Her thoughts were circling around different water themes for some time, sparked by news of the severe water crisis currently threatening Cape Town, her hometown, and the contrasting wastage she experience in Berlin, where dishes are washed under a running tap. She contemplates the links between water and human identities, how we are affected by floods, rain, drought, how we identify as river-people or sea-people or desert people. Water in itself can be seen as a metaphor for human identities with its perfectly contradictory embodiment of fragility and monumentality: water is an immensely powerful force of nature, yet so easily polluted and vulnerable. And like within herself in her existence - a dance between two countries, two cities - water succeeds in having multiple identities at the same time.

Title: Poeletjie (Puddle)
Jewellery Piece: Brooch and Pendant (dual function)

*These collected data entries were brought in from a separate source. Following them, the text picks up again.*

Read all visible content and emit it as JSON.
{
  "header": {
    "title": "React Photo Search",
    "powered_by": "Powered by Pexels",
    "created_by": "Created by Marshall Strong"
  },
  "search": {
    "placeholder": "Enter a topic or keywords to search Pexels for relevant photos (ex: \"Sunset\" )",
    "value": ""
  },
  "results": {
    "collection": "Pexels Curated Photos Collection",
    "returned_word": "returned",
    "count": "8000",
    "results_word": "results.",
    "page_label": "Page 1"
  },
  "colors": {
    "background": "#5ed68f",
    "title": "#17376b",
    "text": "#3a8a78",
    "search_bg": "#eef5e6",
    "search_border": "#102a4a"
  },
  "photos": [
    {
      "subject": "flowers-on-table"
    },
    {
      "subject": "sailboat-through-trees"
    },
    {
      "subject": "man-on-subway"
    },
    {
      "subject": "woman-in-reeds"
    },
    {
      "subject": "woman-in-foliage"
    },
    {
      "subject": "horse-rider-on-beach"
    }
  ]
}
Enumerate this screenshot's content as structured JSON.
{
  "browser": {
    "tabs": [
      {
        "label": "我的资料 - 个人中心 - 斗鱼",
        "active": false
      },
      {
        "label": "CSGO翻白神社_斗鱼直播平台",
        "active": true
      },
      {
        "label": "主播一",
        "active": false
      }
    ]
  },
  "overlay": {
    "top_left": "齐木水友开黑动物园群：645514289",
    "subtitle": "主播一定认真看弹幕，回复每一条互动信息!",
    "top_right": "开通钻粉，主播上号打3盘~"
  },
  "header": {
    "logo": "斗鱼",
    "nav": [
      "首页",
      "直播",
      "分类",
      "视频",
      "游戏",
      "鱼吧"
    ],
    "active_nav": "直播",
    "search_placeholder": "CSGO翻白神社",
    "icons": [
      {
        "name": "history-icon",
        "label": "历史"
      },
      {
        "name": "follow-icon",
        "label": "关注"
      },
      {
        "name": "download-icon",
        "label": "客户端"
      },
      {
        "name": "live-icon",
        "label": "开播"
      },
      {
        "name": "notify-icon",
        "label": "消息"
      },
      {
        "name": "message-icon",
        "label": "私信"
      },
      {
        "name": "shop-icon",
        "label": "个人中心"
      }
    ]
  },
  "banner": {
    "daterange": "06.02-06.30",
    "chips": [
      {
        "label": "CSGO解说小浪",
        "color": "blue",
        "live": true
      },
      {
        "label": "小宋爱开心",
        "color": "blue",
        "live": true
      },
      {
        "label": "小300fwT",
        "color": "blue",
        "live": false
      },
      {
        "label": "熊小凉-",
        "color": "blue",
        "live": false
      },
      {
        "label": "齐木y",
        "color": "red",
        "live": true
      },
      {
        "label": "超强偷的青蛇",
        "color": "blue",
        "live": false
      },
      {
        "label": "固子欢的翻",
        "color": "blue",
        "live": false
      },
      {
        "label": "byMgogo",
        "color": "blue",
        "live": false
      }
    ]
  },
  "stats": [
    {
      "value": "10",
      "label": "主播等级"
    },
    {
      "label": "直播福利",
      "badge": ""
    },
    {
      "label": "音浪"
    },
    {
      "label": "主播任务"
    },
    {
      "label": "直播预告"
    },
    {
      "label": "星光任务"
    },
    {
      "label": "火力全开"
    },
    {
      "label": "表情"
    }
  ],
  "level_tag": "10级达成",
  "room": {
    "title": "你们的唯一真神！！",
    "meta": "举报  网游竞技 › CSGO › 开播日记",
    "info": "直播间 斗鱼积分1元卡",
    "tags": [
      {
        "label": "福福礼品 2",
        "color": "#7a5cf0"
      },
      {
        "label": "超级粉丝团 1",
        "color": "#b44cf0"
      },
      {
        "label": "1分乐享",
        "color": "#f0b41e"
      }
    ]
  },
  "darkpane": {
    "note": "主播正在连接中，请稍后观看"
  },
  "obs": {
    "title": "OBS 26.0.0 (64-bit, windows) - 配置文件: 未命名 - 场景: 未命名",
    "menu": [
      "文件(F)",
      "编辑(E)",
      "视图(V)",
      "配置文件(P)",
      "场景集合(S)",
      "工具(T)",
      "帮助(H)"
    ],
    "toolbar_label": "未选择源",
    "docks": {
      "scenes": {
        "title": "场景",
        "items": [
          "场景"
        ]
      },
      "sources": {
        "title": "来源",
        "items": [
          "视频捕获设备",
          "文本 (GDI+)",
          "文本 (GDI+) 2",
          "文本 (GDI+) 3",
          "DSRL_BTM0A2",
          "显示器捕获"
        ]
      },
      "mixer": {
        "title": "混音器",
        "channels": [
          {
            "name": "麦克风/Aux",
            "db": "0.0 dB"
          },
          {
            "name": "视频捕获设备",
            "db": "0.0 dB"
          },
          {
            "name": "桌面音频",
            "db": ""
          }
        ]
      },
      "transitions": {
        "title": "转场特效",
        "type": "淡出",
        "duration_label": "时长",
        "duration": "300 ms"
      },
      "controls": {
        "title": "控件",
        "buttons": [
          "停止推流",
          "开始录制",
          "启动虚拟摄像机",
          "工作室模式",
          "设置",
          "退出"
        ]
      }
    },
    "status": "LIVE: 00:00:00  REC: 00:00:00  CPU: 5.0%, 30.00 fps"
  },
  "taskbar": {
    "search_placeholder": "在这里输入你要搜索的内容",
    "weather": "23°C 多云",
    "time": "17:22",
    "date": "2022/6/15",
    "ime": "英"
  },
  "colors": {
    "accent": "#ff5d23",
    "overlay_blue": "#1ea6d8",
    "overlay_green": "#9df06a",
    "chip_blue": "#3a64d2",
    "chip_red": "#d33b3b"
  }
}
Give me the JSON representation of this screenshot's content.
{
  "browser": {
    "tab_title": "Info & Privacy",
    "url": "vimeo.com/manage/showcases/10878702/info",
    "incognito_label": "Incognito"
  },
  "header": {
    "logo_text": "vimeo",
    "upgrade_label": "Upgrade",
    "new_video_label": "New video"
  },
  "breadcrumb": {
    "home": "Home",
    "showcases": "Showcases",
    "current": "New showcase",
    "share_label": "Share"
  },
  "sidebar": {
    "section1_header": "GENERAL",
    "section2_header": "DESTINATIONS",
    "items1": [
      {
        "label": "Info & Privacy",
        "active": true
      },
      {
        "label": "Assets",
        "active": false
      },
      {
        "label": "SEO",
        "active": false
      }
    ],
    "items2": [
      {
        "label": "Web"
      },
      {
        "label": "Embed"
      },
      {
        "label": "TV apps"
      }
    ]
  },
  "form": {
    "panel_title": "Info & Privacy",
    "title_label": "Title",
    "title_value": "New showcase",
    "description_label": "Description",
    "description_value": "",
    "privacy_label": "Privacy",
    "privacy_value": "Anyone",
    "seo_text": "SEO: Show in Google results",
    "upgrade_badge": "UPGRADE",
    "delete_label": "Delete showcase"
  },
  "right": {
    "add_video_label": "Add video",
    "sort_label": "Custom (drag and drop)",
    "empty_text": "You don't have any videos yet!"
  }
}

Materials: Enamel. Copper, sterling silver, steel pin, amethyst, citrine
Technique: Smithing, enameling, hand-sawing

About Nora Kovats
Kovats graduated with a BA and MA Degree in Jewellery Design from the Stellenbosch University. She was the overall winner of the 2013 Thuthuka Jewellery & Product Development Programme Competition. She has participated in a number of International Jewellery competitions including the Berlin State Prize Competition for Applied Arts in Germany.